Compare the predictions from the fitted model `md_fit_uq`

to compare an ensemble of trajectories against the validation data `df_trajectory_full`

. Answer the questions under *observations* below.

*Hint*: This part has no starter code! Use what you learned above to carry out this comparison.

```
# TASK: Compare the fitted model to the validation data;
# make sure to quantify the parameter uncertainty
(
md_fit_uq
# solution-begin
>> gr.ev_sample(
n=100,
df_det=gr.df_make(t=gr.linspace(0, 5, 20))
)
>> gr.ggplot(gr.aes("x", "y"))
+ gr.geom_line(gr.aes(group="u0"), alpha=1/5, color="grey")
+ gr.geom_point(data=df_trajectory_full)
# solution-end
)
```

```
<ggplot: (8788972613545)>
```

*Observations*

How well does the model fit the data? Does the model perform better in some regions than others?

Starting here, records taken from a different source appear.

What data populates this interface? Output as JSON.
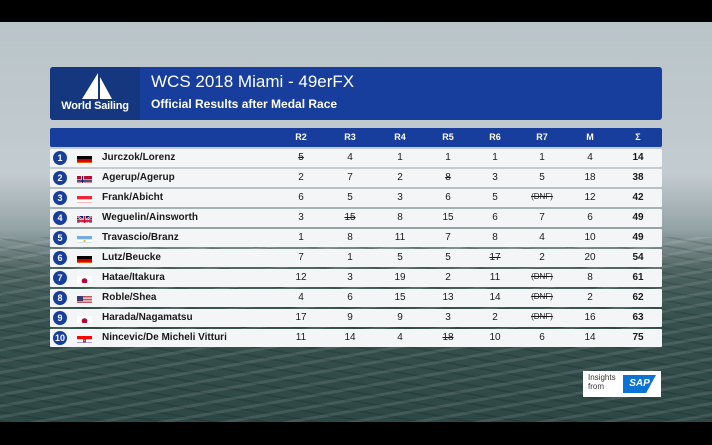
{
  "header": {
    "logo_text": "World Sailing",
    "title": "WCS 2018 Miami - 49erFX",
    "subtitle": "Official Results after Medal Race"
  },
  "columns": [
    "R2",
    "R3",
    "R4",
    "R5",
    "R6",
    "R7",
    "M",
    "Σ"
  ],
  "rows": [
    {
      "rank": "1",
      "flag": "germany-flag",
      "name": "Jurczok/Lorenz",
      "cells": [
        "5",
        "4",
        "1",
        "1",
        "1",
        "1",
        "4",
        "14"
      ],
      "discard": [
        0
      ]
    },
    {
      "rank": "2",
      "flag": "norway-flag",
      "name": "Agerup/Agerup",
      "cells": [
        "2",
        "7",
        "2",
        "8",
        "3",
        "5",
        "18",
        "38"
      ],
      "discard": [
        3
      ]
    },
    {
      "rank": "3",
      "flag": "austria-flag",
      "name": "Frank/Abicht",
      "cells": [
        "6",
        "5",
        "3",
        "6",
        "5",
        "(DNF)",
        "12",
        "42"
      ],
      "discard": [
        5
      ]
    },
    {
      "rank": "4",
      "flag": "uk-flag",
      "name": "Weguelin/Ainsworth",
      "cells": [
        "3",
        "15",
        "8",
        "15",
        "6",
        "7",
        "6",
        "49"
      ],
      "discard": [
        1
      ]
    },
    {
      "rank": "5",
      "flag": "argentina-flag",
      "name": "Travascio/Branz",
      "cells": [
        "1",
        "8",
        "11",
        "7",
        "8",
        "4",
        "10",
        "49"
      ],
      "discard": []
    },
    {
      "rank": "6",
      "flag": "germany-flag",
      "name": "Lutz/Beucke",
      "cells": [
        "7",
        "1",
        "5",
        "5",
        "17",
        "2",
        "20",
        "54"
      ],
      "discard": [
        4
      ]
    },
    {
      "rank": "7",
      "flag": "japan-flag",
      "name": "Hatae/Itakura",
      "cells": [
        "12",
        "3",
        "19",
        "2",
        "11",
        "(DNF)",
        "8",
        "61"
      ],
      "discard": [
        5
      ]
    },
    {
      "rank": "8",
      "flag": "usa-flag",
      "name": "Roble/Shea",
      "cells": [
        "4",
        "6",
        "15",
        "13",
        "14",
        "(DNF)",
        "2",
        "62"
      ],
      "discard": [
        5
      ]
    },
    {
      "rank": "9",
      "flag": "japan-flag",
      "name": "Harada/Nagamatsu",
      "cells": [
        "17",
        "9",
        "9",
        "3",
        "2",
        "(DNF)",
        "16",
        "63"
      ],
      "discard": [
        5
      ]
    },
    {
      "rank": "10",
      "flag": "croatia-flag",
      "name": "Nincevic/De Micheli Vitturi",
      "cells": [
        "11",
        "14",
        "4",
        "18",
        "10",
        "6",
        "14",
        "75"
      ],
      "discard": [
        3
      ]
    }
  ],
  "sponsor": {
    "line1": "Insights",
    "line2": "from",
    "logo": "SAP"
  },
  "colors": {
    "header_blue": "#173e9c",
    "logo_blue": "#14377f",
    "row_bg": "#f4f5f7"
  }
}
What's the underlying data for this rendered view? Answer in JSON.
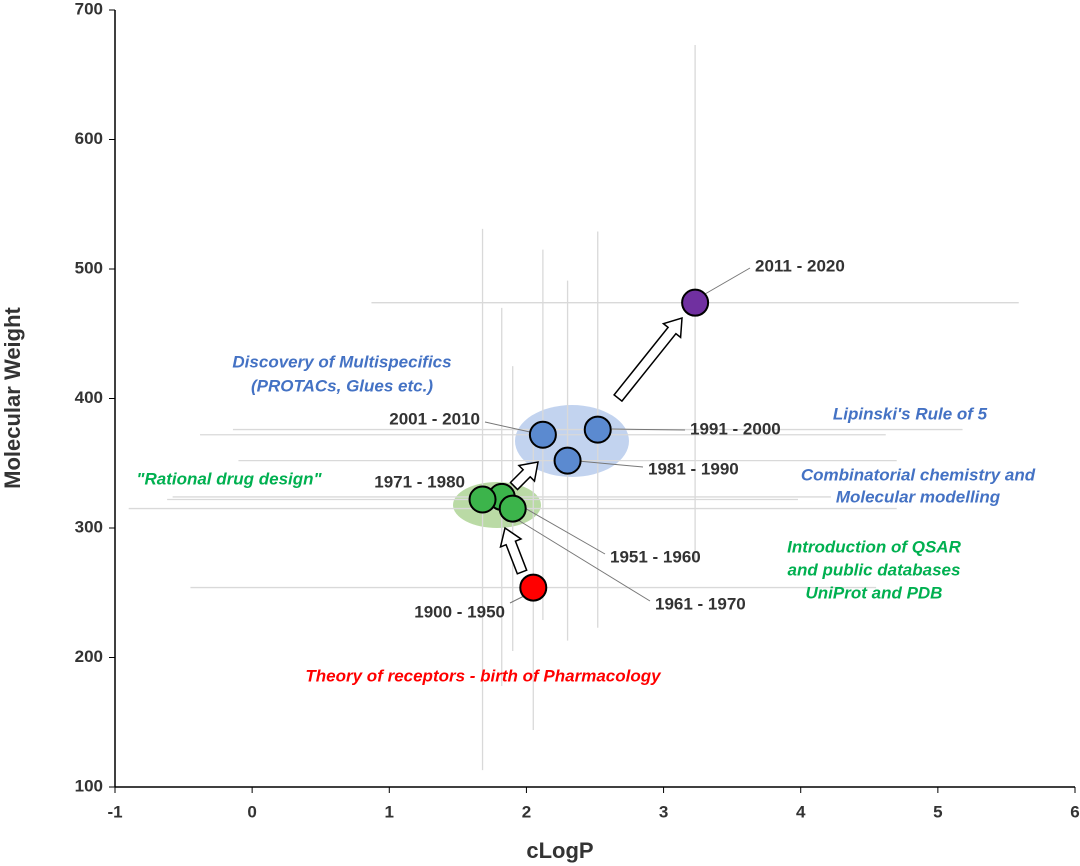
{
  "chart_data": {
    "type": "scatter",
    "x_label": "cLogP",
    "y_label": "Molecular Weight",
    "xlim": [
      -1,
      6
    ],
    "xticks": [
      -1,
      0,
      1,
      2,
      3,
      4,
      5,
      6
    ],
    "ylim": [
      100,
      700
    ],
    "yticks": [
      100,
      200,
      300,
      400,
      500,
      600,
      700
    ],
    "series": [
      {
        "name": "1900 - 1950",
        "color": "#ff0000",
        "x": 2.05,
        "y": 254,
        "x_err": 2.5,
        "y_err": 110
      },
      {
        "name": "1951 - 1960",
        "color": "#3cb44b",
        "x": 1.82,
        "y": 324,
        "x_err": 2.4,
        "y_err": 146
      },
      {
        "name": "1961 - 1970",
        "color": "#3cb44b",
        "x": 1.9,
        "y": 315,
        "x_err": 2.8,
        "y_err": 110
      },
      {
        "name": "1971 - 1980",
        "color": "#3cb44b",
        "x": 1.68,
        "y": 322,
        "x_err": 2.3,
        "y_err": 209
      },
      {
        "name": "1981 - 1990",
        "color": "#5b8ad0",
        "x": 2.3,
        "y": 352,
        "x_err": 2.4,
        "y_err": 139
      },
      {
        "name": "1991 - 2000",
        "color": "#5b8ad0",
        "x": 2.52,
        "y": 376,
        "x_err": 2.66,
        "y_err": 153
      },
      {
        "name": "2001 - 2010",
        "color": "#5b8ad0",
        "x": 2.12,
        "y": 372,
        "x_err": 2.5,
        "y_err": 143
      },
      {
        "name": "2011 - 2020",
        "color": "#7030a0",
        "x": 3.23,
        "y": 474,
        "x_err": 2.36,
        "y_err": 199
      }
    ],
    "annotations": [
      {
        "text": "Discovery of Multispecifics",
        "color": "#4472c4"
      },
      {
        "text": "(PROTACs, Glues etc.)",
        "color": "#4472c4"
      },
      {
        "text": "Lipinski's Rule of 5",
        "color": "#4472c4"
      },
      {
        "text": "Combinatorial chemistry and",
        "color": "#4472c4"
      },
      {
        "text": "Molecular modelling",
        "color": "#4472c4"
      },
      {
        "text": "\"Rational drug design\"",
        "color": "#00b050"
      },
      {
        "text": "Introduction of QSAR",
        "color": "#00b050"
      },
      {
        "text": "and public databases",
        "color": "#00b050"
      },
      {
        "text": "UniProt and PDB",
        "color": "#00b050"
      },
      {
        "text": "Theory of receptors - birth of Pharmacology",
        "color": "#ff0000"
      }
    ]
  }
}
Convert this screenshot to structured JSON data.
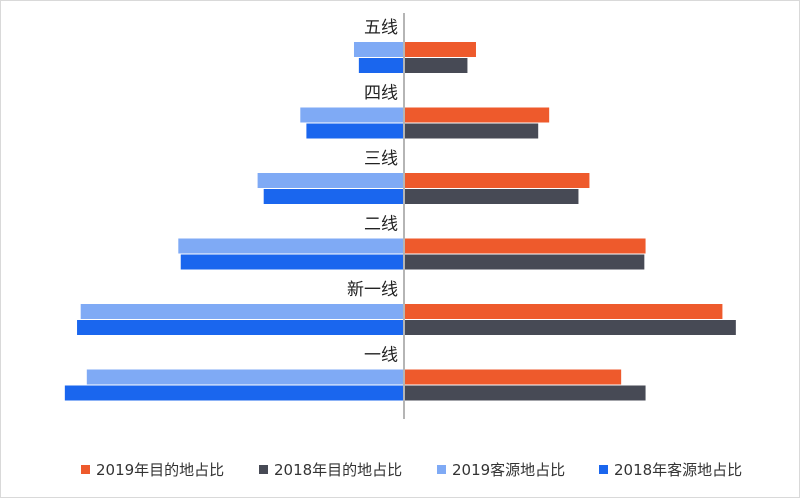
{
  "chart_data": {
    "type": "bar",
    "orientation": "horizontal-diverging",
    "categories": [
      "五线",
      "四线",
      "三线",
      "二线",
      "新一线",
      "一线"
    ],
    "series": [
      {
        "name": "2019年目的地占比",
        "side": "right",
        "color": "#ee5a2c",
        "values": [
          5.9,
          11.9,
          15.2,
          19.8,
          26.1,
          17.8
        ]
      },
      {
        "name": "2018年目的地占比",
        "side": "right",
        "color": "#474a55",
        "values": [
          5.2,
          11.0,
          14.3,
          19.7,
          27.2,
          19.8
        ]
      },
      {
        "name": "2019客源地占比",
        "side": "left",
        "color": "#7faaf5",
        "values": [
          4.1,
          8.5,
          12.0,
          18.5,
          26.5,
          26.0
        ]
      },
      {
        "name": "2018年客源地占比",
        "side": "left",
        "color": "#1a66ee",
        "values": [
          3.7,
          8.0,
          11.5,
          18.3,
          26.8,
          27.8
        ]
      }
    ],
    "xlim": [
      -30,
      30
    ],
    "grid": false,
    "legend_position": "bottom"
  }
}
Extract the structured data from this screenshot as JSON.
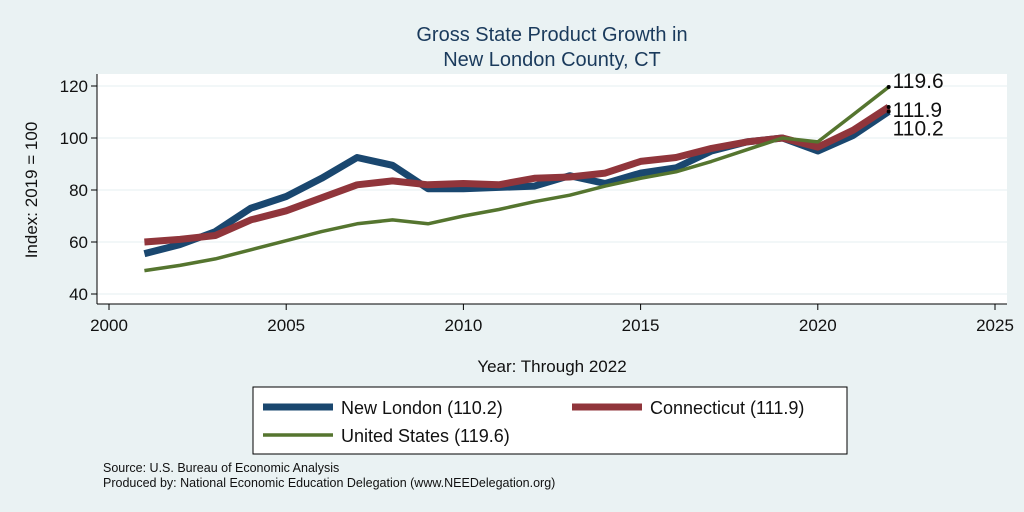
{
  "chart_data": {
    "type": "line",
    "title": [
      "Gross State Product Growth in",
      "New London County, CT"
    ],
    "xlabel": "Year: Through 2022",
    "ylabel": "Index: 2019 = 100",
    "xlim": [
      2000,
      2025
    ],
    "ylim": [
      40,
      120
    ],
    "xticks": [
      "2000",
      "2005",
      "2010",
      "2015",
      "2020",
      "2025"
    ],
    "yticks": [
      "40",
      "60",
      "80",
      "100",
      "120"
    ],
    "grid": true,
    "series": [
      {
        "name": "New London",
        "legend_label": "New London  (110.2)",
        "color": "#1a476f",
        "x": [
          2001,
          2002,
          2003,
          2004,
          2005,
          2006,
          2007,
          2008,
          2009,
          2010,
          2011,
          2012,
          2013,
          2014,
          2015,
          2016,
          2017,
          2018,
          2019,
          2020,
          2021,
          2022
        ],
        "values": [
          55.5,
          59,
          64,
          73,
          77.5,
          84.5,
          92.5,
          89.5,
          80.5,
          80.5,
          81,
          81.5,
          85.5,
          82.5,
          86.5,
          88.5,
          95,
          98.5,
          100,
          95,
          101,
          110.2
        ],
        "end_label": "110.2"
      },
      {
        "name": "Connecticut",
        "legend_label": "Connecticut (111.9)",
        "color": "#90353b",
        "x": [
          2001,
          2002,
          2003,
          2004,
          2005,
          2006,
          2007,
          2008,
          2009,
          2010,
          2011,
          2012,
          2013,
          2014,
          2015,
          2016,
          2017,
          2018,
          2019,
          2020,
          2021,
          2022
        ],
        "values": [
          60,
          61,
          62.5,
          68.5,
          72,
          77,
          82,
          83.5,
          82,
          82.5,
          82,
          84.5,
          85,
          86.5,
          91,
          92.5,
          96,
          98.5,
          100,
          96.5,
          103,
          111.9
        ],
        "end_label": "111.9"
      },
      {
        "name": "United States",
        "legend_label": "United States (119.6)",
        "color": "#55752f",
        "x": [
          2001,
          2002,
          2003,
          2004,
          2005,
          2006,
          2007,
          2008,
          2009,
          2010,
          2011,
          2012,
          2013,
          2014,
          2015,
          2016,
          2017,
          2018,
          2019,
          2020,
          2021,
          2022
        ],
        "values": [
          49,
          51,
          53.5,
          57,
          60.5,
          64,
          67,
          68.5,
          67,
          70,
          72.5,
          75.5,
          78,
          81.5,
          84.5,
          87,
          91,
          95.5,
          100,
          98.5,
          109,
          119.6
        ],
        "end_label": "119.6"
      }
    ],
    "legend_position": "bottom",
    "notes": [
      "Source: U.S. Bureau of Economic Analysis",
      "Produced by: National Economic Education Delegation (www.NEEDelegation.org)"
    ]
  }
}
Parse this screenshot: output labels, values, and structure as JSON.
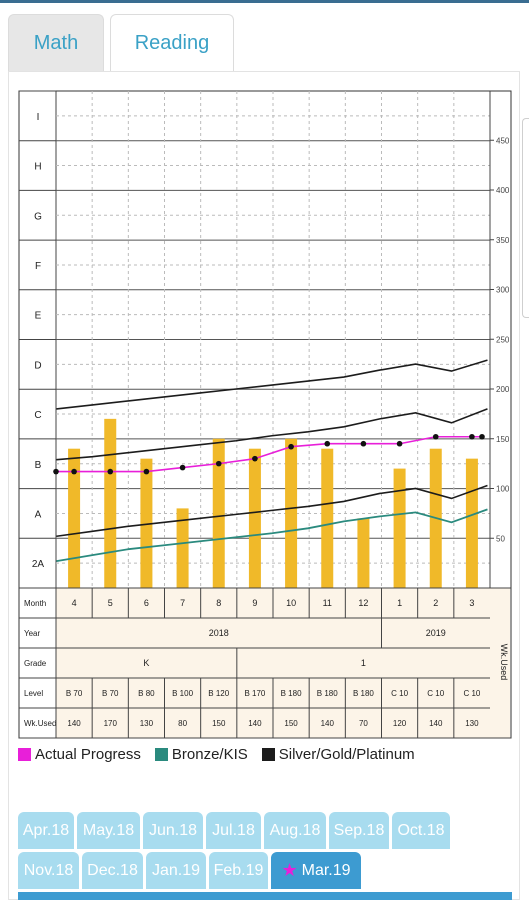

The model fits well at the beginning of the trajectory, but does progressively worse further into the trajectory. Towards the end, the model overpredicts the range by quite a bit! (A few meters.)

## The dramatic reveal…#

It turns out the model does *not* accurately predict the trajectory’s range! This is because our model assumes a *linear* drag law \(F_d \propto - m \tau s\), while in reality the data were generated using a *quadratic* drag law \(F_d \propto - m b s^2\). This qualitative difference between the model and the data-generating process leads to a mismatch between predicted and measured values that we can’t overcome without changing the model’s *form*.

This is why validation is so important: It is difficult to discover this kind of *model form error* without a validation study. In practice, data scientists will use a *train-validation split* to help construct this sort of validation study.

# Further Reading#

This exercise is based on a chapter from a forthcoming book I’m writing. You can see that draft chapter for more details on this case study.

My most-highly recommended book for a deeper treatment of the train-validation split (and related ideas) is “An Introduction to Statistical Learning,” which is freely available online.